The Shabbat before Pesach is called Shabbat hagadol, the Shabbat of the greatness , often wrongly translated (also by Israelis) as the great Shabbat (which would be: haShabbat hagadolah). (So the greeting is not: Shabbat gadol shalom, but: Shabbat hagadol veshalom.)
There is a dispute in the Talmud if the giving of the Torah at Mount Sinai was on the sixth or the seventh day of Sivan, but all the Sages agree that it was on a Shabbat. Why not call that Shabbat the Shabbat of Greatness?
My answer: the giving of the Torah on that Shabbat was coincidental. It says more about our readiness to accept it (it was postponed from the previous day because we weren’t ready) than about the Shabbat.
But what then was so special about the Shabbat before our exodus from Egypt? The standard answer is that we bought the symbol, the main idol of Egypt, announcing we were going to slaughter it in four days, infuriating the Egyptians but by a Miracle they could not hurt us.
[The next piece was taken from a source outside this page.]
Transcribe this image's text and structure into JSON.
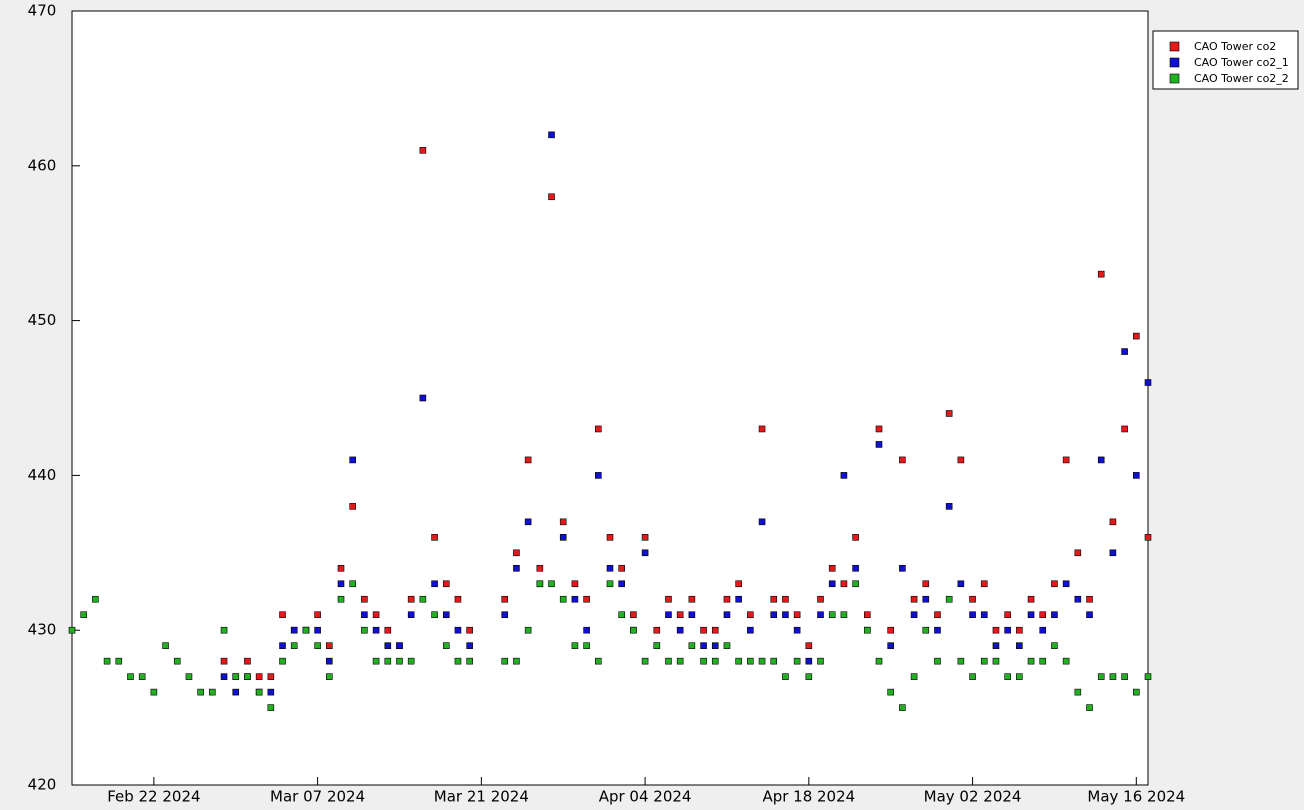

However, Miracles happen all the time – we were just after nine of the Ten Plagues. There should be more to this.
What was so special was that we started doing Commandments. We were already keeping Shabbat for a long time, but now we started violating this one: we did business, tied the sheep to our beds. We showed that our Shabbat observance was not just to rest or from habit.
We showed, as later in temple service, by paradoxically violating Shabbat, that injunctions are not intrinsically forbidden. What’s more, when one must violate the Shabbat, the violation is not a violation. We showed how dear the Commandments are by violating Shabbat. The same One Who told us to keep Shabbat, now told us to violate it.
So what was the greatness? We showed our greatness on this Shabbat! We started becoming creditable, worthy of being redeemed. A turning point in Jewish history.